Over the Hedge




Crisp animation, clever and precise characterization and some nimble joke-writing all come together in Over the Hedge, a colorful and engaging comedy of suburbia’s encroachment into the wilderness and its consequences for a motley crew of animals just awakened from hibernation. The muggy and often oppressive possibility of Hollywood’s favorite F-word — franchise — hangs over every animated film these days, and why wouldn’t it, given the huge, upwards-ramping grosses of the Shrek films? Over the Hedge, though, is the first film since DreamWorks’ introduction of that big green ogre in 2001 in which the possibility of continued stories actually feels innate and graceful, so rich and winning is its ensemble.

The film is based on the popular comic strip of the same name by Michael Fry and T. Lewis. When ever-cautious turtle Verne (voiced by Garry Shandling) and his extended woodland family — which includes bug-eyed, hyperactive squirrel Hammy (voiced by Steve Carell), melodramatic thespian possum Ozzie (voiced by William Shatner), porcupine couple Penny and Lou (voiced by Catherine O’Hara and Eugene Levy) and sassy skunk Stella (voiced by Wanda Sykes) — awaken from their season-long slumber, they find their homeland fenced in by a thick, green bramble. On the other side are humans, with which Verne and his friends have little knowledge or experience.

The interloper who wanders into the midst of this little unit is RJ (voiced by Bruce Willis), a rascally, self-centered raccoon who’s run afoul of a bear, Vincent (voiced by Nick Nolte), by accidentally destroying his stockpile of food during a botched attempt to boost it. Given one week to replenish said supply in exacting detail — right down to the blue cooler and specific can of potato chips — the manipulative RJ sees opportunity and a bunch of free labor in the naïve faces of the woodland brood. While Verne preaches isolationism, RJ insists that the world beyond the hedge is in fact a gateway to the good life. Introducing Hammy and the others to the sugar rush of processed food, RJ argues humans’ excesses and surpluses are ripe for exploitation and free plucking.

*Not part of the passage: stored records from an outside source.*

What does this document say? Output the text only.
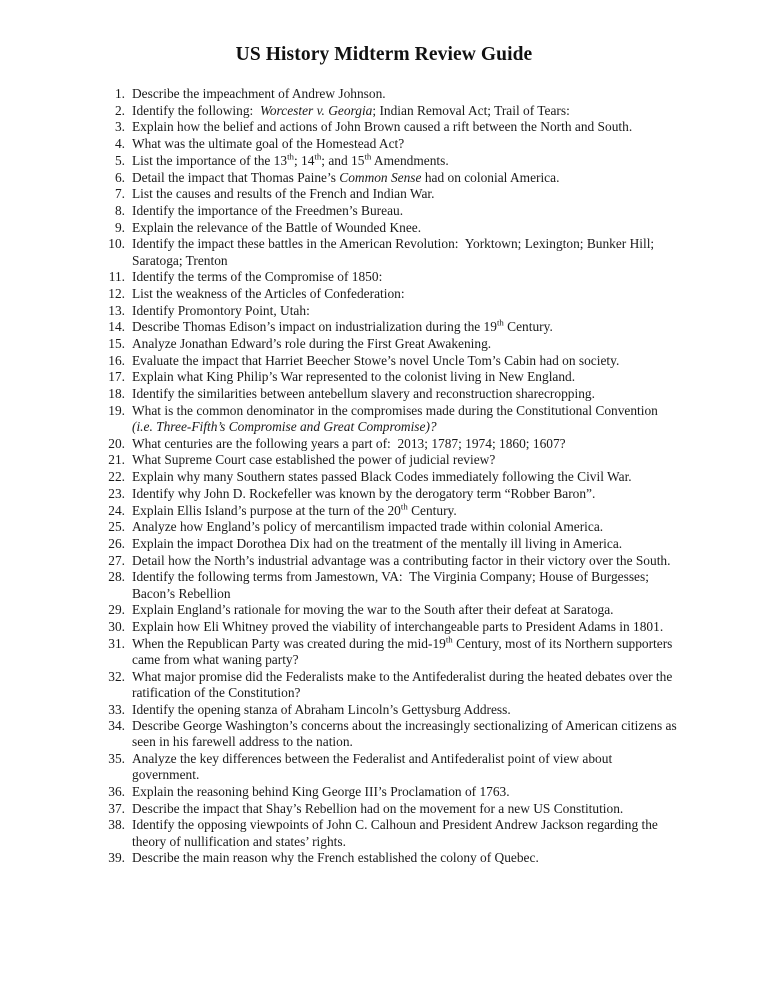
US History Midterm Review Guide
1. Describe the impeachment of Andrew Johnson.
2. Identify the following:  Worcester v. Georgia; Indian Removal Act; Trail of Tears:
3. Explain how the belief and actions of John Brown caused a rift between the North and South.
4. What was the ultimate goal of the Homestead Act?
5. List the importance of the 13th; 14th; and 15th Amendments.
6. Detail the impact that Thomas Paine’s Common Sense had on colonial America.
7. List the causes and results of the French and Indian War.
8. Identify the importance of the Freedmen’s Bureau.
9. Explain the relevance of the Battle of Wounded Knee.
10. Identify the impact these battles in the American Revolution:  Yorktown; Lexington; Bunker Hill; Saratoga; Trenton
11. Identify the terms of the Compromise of 1850:
12. List the weakness of the Articles of Confederation:
13. Identify Promontory Point, Utah:
14. Describe Thomas Edison’s impact on industrialization during the 19th Century.
15. Analyze Jonathan Edward’s role during the First Great Awakening.
16. Evaluate the impact that Harriet Beecher Stowe’s novel Uncle Tom’s Cabin had on society.
17. Explain what King Philip’s War represented to the colonist living in New England.
18. Identify the similarities between antebellum slavery and reconstruction sharecropping.
19. What is the common denominator in the compromises made during the Constitutional Convention (i.e. Three-Fifth’s Compromise and Great Compromise)?
20. What centuries are the following years a part of:  2013; 1787; 1974; 1860; 1607?
21. What Supreme Court case established the power of judicial review?
22. Explain why many Southern states passed Black Codes immediately following the Civil War.
23. Identify why John D. Rockefeller was known by the derogatory term “Robber Baron”.
24. Explain Ellis Island’s purpose at the turn of the 20th Century.
25. Analyze how England’s policy of mercantilism impacted trade within colonial America.
26. Explain the impact Dorothea Dix had on the treatment of the mentally ill living in America.
27. Detail how the North’s industrial advantage was a contributing factor in their victory over the South.
28. Identify the following terms from Jamestown, VA:  The Virginia Company; House of Burgesses; Bacon’s Rebellion
29. Explain England’s rationale for moving the war to the South after their defeat at Saratoga.
30. Explain how Eli Whitney proved the viability of interchangeable parts to President Adams in 1801.
31. When the Republican Party was created during the mid-19th Century, most of its Northern supporters came from what waning party?
32. What major promise did the Federalists make to the Antifederalist during the heated debates over the ratification of the Constitution?
33. Identify the opening stanza of Abraham Lincoln’s Gettysburg Address.
34. Describe George Washington’s concerns about the increasingly sectionalizing of American citizens as seen in his farewell address to the nation.
35. Analyze the key differences between the Federalist and Antifederalist point of view about government.
36. Explain the reasoning behind King George III’s Proclamation of 1763.
37. Describe the impact that Shay’s Rebellion had on the movement for a new US Constitution.
38. Identify the opposing viewpoints of John C. Calhoun and President Andrew Jackson regarding the theory of nullification and states’ rights.
39. Describe the main reason why the French established the colony of Quebec.
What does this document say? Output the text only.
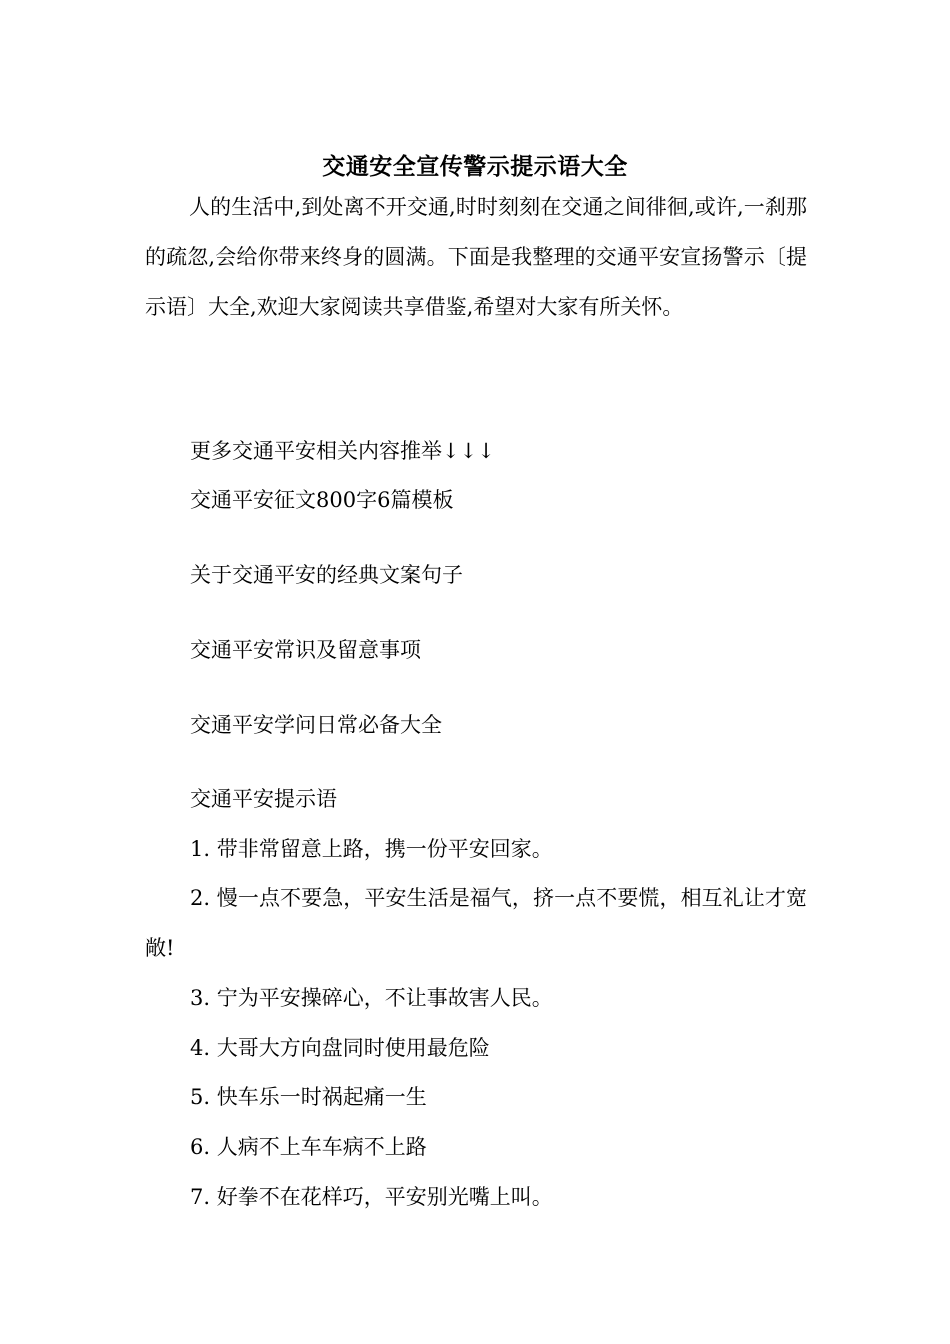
交通安全宣传警示提示语大全

人的生活中,到处离不开交通,时时刻刻在交通之间徘徊,或许,一刹那的疏忽,会给你带来终身的圆满。下面是我整理的交通平安宣扬警示〔提示语〕大全,欢迎大家阅读共享借鉴,希望对大家有所关怀。

更多交通平安相关内容推举↓↓↓

交通平安征文800字6篇模板

关于交通平安的经典文案句子

交通平安常识及留意事项

交通平安学问日常必备大全

交通平安提示语

1. 带非常留意上路，携一份平安回家。

2. 慢一点不要急，平安生活是福气，挤一点不要慌，相互礼让才宽敞!

3. 宁为平安操碎心，不让事故害人民。

4. 大哥大方向盘同时使用最危险

5. 快车乐一时祸起痛一生

6. 人病不上车车病不上路

7. 好拳不在花样巧，平安别光嘴上叫。
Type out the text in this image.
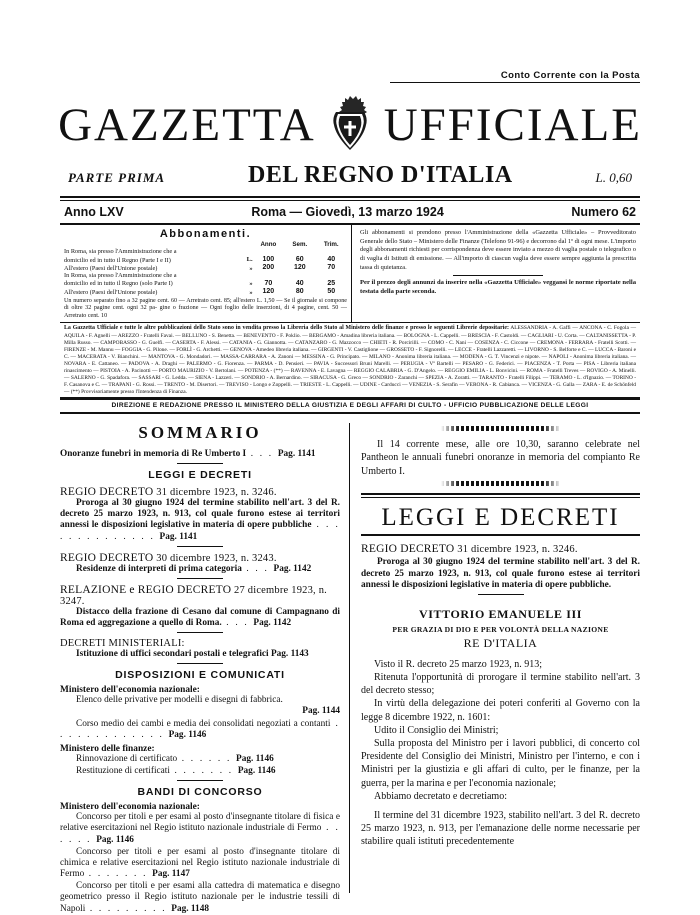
Conto Corrente con la Posta
GAZZETTA UFFICIALE
PARTE PRIMA	DEL REGNO D'ITALIA	L. 0,60
Anno LXV	Roma — Giovedì, 13 marzo 1924	Numero 62
Abbonamenti.
		Anno	Sem.	Trim.
In Roma, sia presso l'Amministrazione che a				
domicilio ed in tutto il Regno (Parte I e II)	L.	100	60	40
All'estero (Paesi dell'Unione postale)	»	200	120	70
In Roma, sia presso l'Amministrazione che a				
domicilio ed in tutto il Regno (solo Parte I)	»	70	40	25
All'estero (Paesi dell'Unione postale)	»	120	80	50
Un numero separato fino a 32 pagine cent. 60 — Arretrato cent. 85; all'estero L. 1,50 — Se il giornale si compone di oltre 32 pagine cent. ogni 32 pa- gine o frazione — Ogni foglio delle inserzioni, di 4 pagine, cent. 50 — Arretrato cent. 10
Gli abbonamenti si prendono presso l'Amministrazione della «Gazzetta Ufficiale» – Provveditorato Generale dello Stato – Ministero delle Finanze (Telefono 91-96) e decorrono dal 1º di ogni mese. L'importo degli abbonamenti richiesti per corrispondenza deve essere inviato a mezzo di vaglia postale o telegrafico o di vaglia di Istituti di emissione. — All'importo di ciascun vaglia deve essere sempre aggiunta la prescritta tassa di quietanza.
Per il prezzo degli annunzi da inserire nella «Gazzetta Ufficiale» veggansi le norme riportate nella testata della parte seconda.
La Gazzetta Ufficiale e tutte le altre pubblicazioni dello Stato sono in vendita presso la Libreria dello Stato al Ministero delle finanze e presso le seguenti Librerie depositarie: ALESSANDRIA - A. Gaffi — ANCONA - C. Fogola — AQUILA - F. Agnelli — AREZZO - Fratelli Favai. — BELLUNO - S. Benetta. — BENEVENTO - F. Poklio. — BERGAMO - Amadina libreria italiana. — BOLOGNA - L. Cappelli. — BRESCIA - F. Castoldi. — CAGLIARI - U. Corta. — CALTANISSETTA - P. Milla Russo. — CAMPOBASSO - G. Guelfi. — CASERTA - F. Alessi. — CATANIA - G. Giannotta. — CATANZARO - G. Mazzocco — CHIETI - R. Porcirilli. — COMO - C. Nani — COSENZA - C. Ciccone — CREMONA - FERRARA - Fratelli Scotti. — FIRENZE - M. Mannu — FOGGIA - G. Pilone. — FORLÌ - G. Archetti. — GENOVA - Amedeo libreria italiana. — GIRGENTI - V. Castiglione — GROSSETO - F. Signorelli. — LECCE - Fratelli Lazzaretti. — LIVORNO - S. Belforte e C. — LUCCA - Baroni e C. — MACERATA - V. Bianchini. — MANTOVA - G. Mondadori. — MASSA-CARRARA - A. Zanoni — MESSINA - G. Principato. — MILANO - Anonima libreria italiana. — MODENA - G. T. Vincenzi e nipote. — NAPOLI - Anonima libreria italiana. — NOVARA - E. Cattaneo. — PADOVA - A. Draghi — PALERMO - G. Fiorenza. — PARMA - D. Pensieri. — PAVIA - Successori Bruni Marelli. — PERUGIA - Vº Bartelli — PESARO - G. Federici. — PIACENZA - T. Porta — PISA - Libreria italiana rinascimento — PISTOIA - A. Pacinotti — PORTO MAURIZIO - V. Bertolani. — POTENZA - (**) — RAVENNA - E. Lavagna — REGGIO CALABRIA - G. D'Angelo. — REGGIO EMILIA - L. Bonvicini. — ROMA - Fratelli Treves — ROVIGO - A. Minelli. — SALERNO - G. Spadafora. — SASSARI - G. Ledda. — SIENA - Lazzeri. — SONDRIO - A. Bernardino. — SIRACUSA - G. Greco — SONDRIO - Zaranchi — SPEZIA - A. Zoratti. — TARANTO - Fratelli Filippi. — TERAMO - L. d'Ignazio. — TORINO - F. Casanova e C. — TRAPANI - G. Rossi. — TRENTO - M. Disertori. — TREVISO - Longo e Zoppelli. — TRIESTE - L. Cappelli. — UDINE - Carducci — VENEZIA - S. Serafin — VERONA - R. Cabianca. — VICENZA - G. Galla — ZARA - E. de Schönfeld — (**) Provvisoriamente presso l'Intendenza di Finanza.
DIREZIONE E REDAZIONE PRESSO IL MINISTERO DELLA GIUSTIZIA E DEGLI AFFARI DI CULTO - UFFICIO PUBBLICAZIONE DELLE LEGGI
SOMMARIO
Onoranze funebri in memoria di Re Umberto I . . . Pag. 1141
LEGGI E DECRETI
REGIO DECRETO 31 dicembre 1923, n. 3246.
Proroga al 30 giugno 1924 del termine stabilito nell'art. 3 del R. decreto 25 marzo 1923, n. 913, col quale furono estese ai territori annessi le disposizioni legislative in materia di opere pubbliche . . . . . . . . . . . . . . Pag. 1141
REGIO DECRETO 30 dicembre 1923, n. 3243.
Residenze di interpreti di prima categoria . . . Pag. 1142
RELAZIONE e REGIO DECRETO 27 dicembre 1923, n. 3247.
Distacco della frazione di Cesano dal comune di Campagnano di Roma ed aggregazione a quello di Roma. . . . Pag. 1142
DECRETI MINISTERIALI:
Istituzione di uffici secondari postali e telegrafici Pag. 1143
DISPOSIZIONI E COMUNICATI
Ministero dell'economia nazionale:
Elenco delle privative per modelli e disegni di fabbrica.
Pag. 1144
Corso medio dei cambi e media dei consolidati negoziati a contanti . . . . . . . . . . . . . Pag. 1146
Ministero delle finanze:
Rinnovazione di certificato . . . . . . Pag. 1146
Restituzione di certificati . . . . . . . Pag. 1146
BANDI DI CONCORSO
Ministero dell'economia nazionale:
Concorso per titoli e per esami al posto d'insegnante titolare di fisica e relative esercitazioni nel Regio istituto nazionale industriale di Fermo . . . . . . Pag. 1146
Concorso per titoli e per esami al posto d'insegnante titolare di chimica e relative esercitazioni nel Regio istituto nazionale industriale di Fermo . . . . . . . Pag. 1147
Concorso per titoli e per esami alla cattedra di matematica e disegno geometrico presso il Regio istituto nazionale per le industrie tessili di Napoli . . . . . . . . . Pag. 1148
Il 14 corrente mese, alle ore 10,30, saranno celebrate nel Pantheon le annuali funebri onoranze in memoria del compianto Re Umberto I.
LEGGI E DECRETI
REGIO DECRETO 31 dicembre 1923, n. 3246.
Proroga al 30 giugno 1924 del termine stabilito nell'art. 3 del R. decreto 25 marzo 1923, n. 913, col quale furono estese ai territori annessi le disposizioni legislative in materia di opere pubbliche.
VITTORIO EMANUELE III
PER GRAZIA DI DIO E PER VOLONTÀ DELLA NAZIONE
RE D'ITALIA
Visto il R. decreto 25 marzo 1923, n. 913;
Ritenuta l'opportunità di prorogare il termine stabilito nell'art. 3 del decreto stesso;
In virtù della delegazione dei poteri conferiti al Governo con la legge 8 dicembre 1922, n. 1601:
Udito il Consiglio dei Ministri;
Sulla proposta del Ministro per i lavori pubblici, di concerto col Presidente del Consiglio dei Ministri, Ministro per l'interno, e con i Ministri per la giustizia e gli affari di culto, per le finanze, per la guerra, per la marina e per l'economia nazionale;
Abbiamo decretato e decretiamo:
Il termine del 31 dicembre 1923, stabilito nell'art. 3 del R. decreto 25 marzo 1923, n. 913, per l'emanazione delle norme necessarie per stabilire quali istituti precedentemente
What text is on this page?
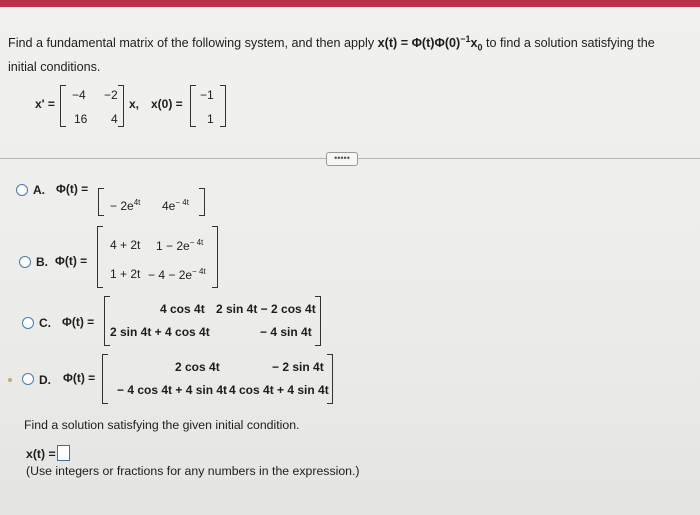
Find a fundamental matrix of the following system, and then apply $x(t) = \Phi(t)\Phi(0)^{-1}x_0$ to find a solution satisfying the
initial conditions.
x' =
−4 −2
16 4
x, x(0) =
−1
1
•••••
A. Φ(t) =
− $2e^{4t}$ $4e^{- 4t}$
B. Φ(t) =
4 + 2t $1 - 2e^{- 4t}$
$1 + 2t - 4 - 2e^{- 4t}$
C. Φ(t) =
4 cos 4t 2 sin 4t − 2 cos 4t
2 sin 4t + 4 cos 4t	− 4 sin 4t
D. Φ(t) =
2 cos 4t	− 2 sin 4t
− 4 cos 4t + 4 sin 4t 4 cos 4t + 4 sin 4t
Find a solution satisfying the given initial condition.
x(t) =
(Use integers or fractions for any numbers in the expression.)
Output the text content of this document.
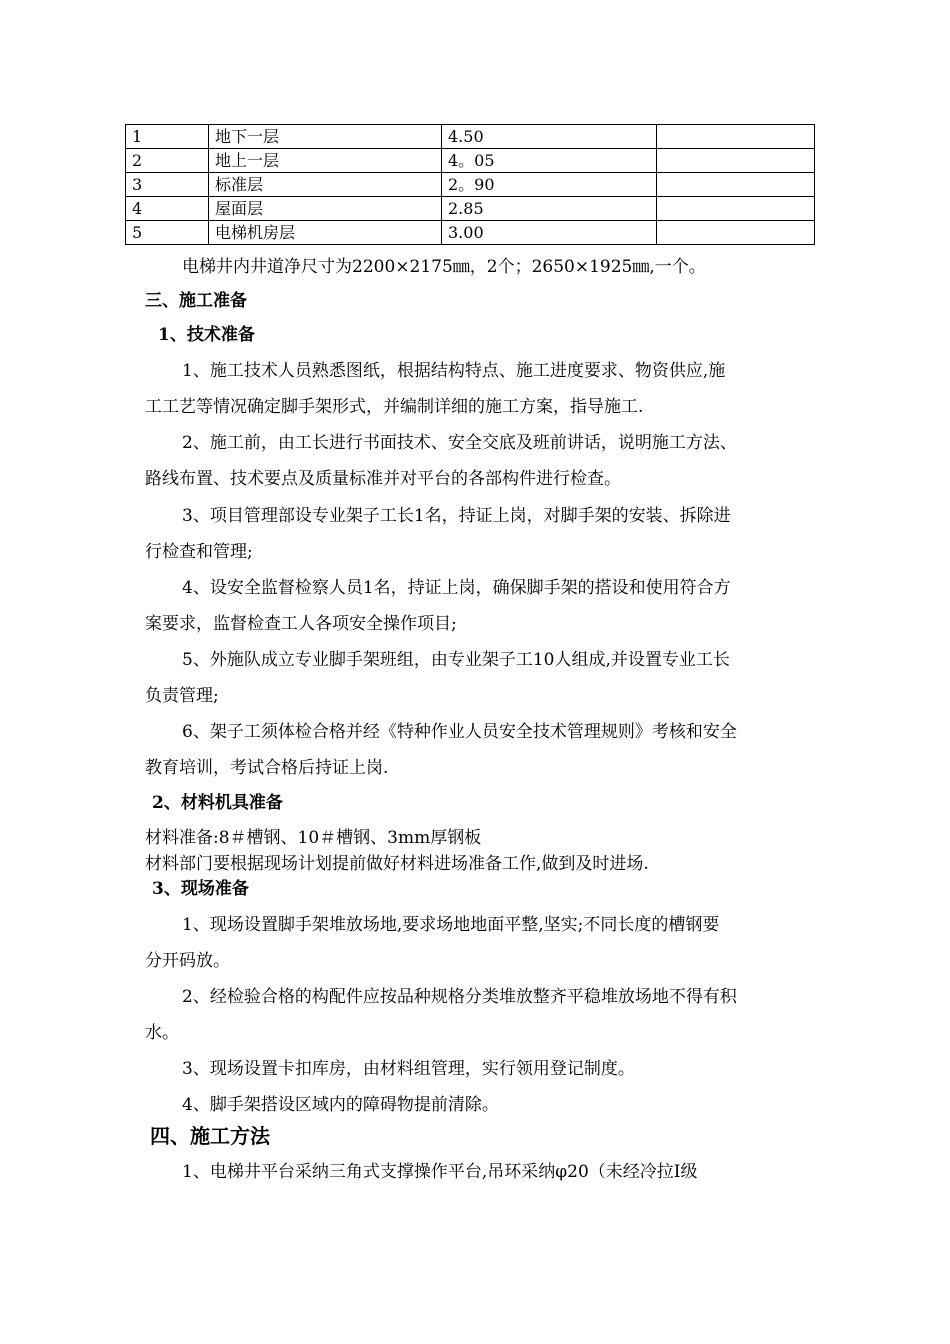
1	地下一层	4.50	
2	地上一层	4。05	
3	标准层	2。90	
4	屋面层	2.85	
5	电梯机房层	3.00	
电梯井内井道净尺寸为2200×2175㎜，2个；2650×1925㎜,一个。
三、施工准备
1、技术准备
1、施工技术人员熟悉图纸，根据结构特点、施工进度要求、物资供应,施
工工艺等情况确定脚手架形式，并编制详细的施工方案，指导施工.
2、施工前，由工长进行书面技术、安全交底及班前讲话，说明施工方法、
路线布置、技术要点及质量标准并对平台的各部构件进行检查。
3、项目管理部设专业架子工长1名，持证上岗，对脚手架的安装、拆除进
行检查和管理;
4、设安全监督检察人员1名，持证上岗，确保脚手架的搭设和使用符合方
案要求，监督检查工人各项安全操作项目;
5、外施队成立专业脚手架班组，由专业架子工10人组成,并设置专业工长
负责管理;
6、架子工须体检合格并经《特种作业人员安全技术管理规则》考核和安全
教育培训，考试合格后持证上岗.
2、材料机具准备
材料准备:8＃槽钢、10＃槽钢、3mm厚钢板
材料部门要根据现场计划提前做好材料进场准备工作,做到及时进场.
3、现场准备
1、现场设置脚手架堆放场地,要求场地地面平整,坚实;不同长度的槽钢要
分开码放。
2、经检验合格的构配件应按品种规格分类堆放整齐平稳堆放场地不得有积
水。
3、现场设置卡扣库房，由材料组管理，实行领用登记制度。
4、脚手架搭设区域内的障碍物提前清除。
四、施工方法
1、电梯井平台采纳三角式支撑操作平台,吊环采纳φ20（未经冷拉Ⅰ级
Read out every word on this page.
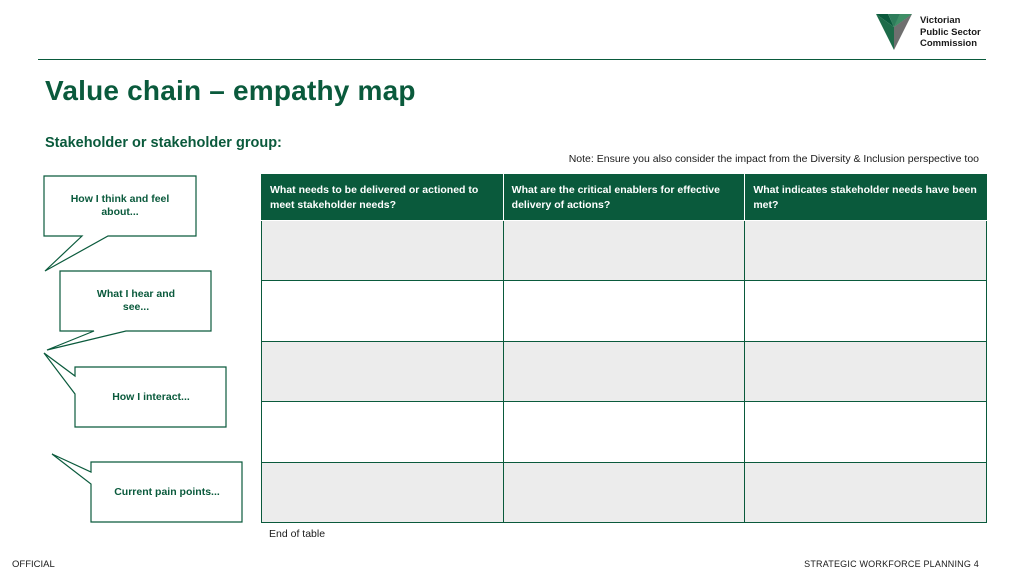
Victorian
Public Sector
Commission
Value chain – empathy map
Stakeholder or stakeholder group:
Note: Ensure you also consider the impact from the Diversity & Inclusion perspective too
How I think and feel about...
What I hear and see...
How I interact...
Current pain points...
What needs to be delivered or actioned to meet stakeholder needs?	What are the critical enablers for effective delivery of actions?	What indicates stakeholder needs have been met?

End of table
OFFICIAL	STRATEGIC WORKFORCE PLANNING 4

On the other side of that hedge, however, the high-strung president of the local homeowners’ association, Gladys (voiced by Allison Janney), isn’t about to see her neighborhood overrun by wildlife. She hires Dwayne (voiced by Thomas Haden Church), an equally dogmatic pest-control man who calls himself “the Verminator,” to rid the area of our forest critters. A showdown ensues, and unlikely friendships are forged and reconsidered as RJ’s duplicity is dragged out into the light of day.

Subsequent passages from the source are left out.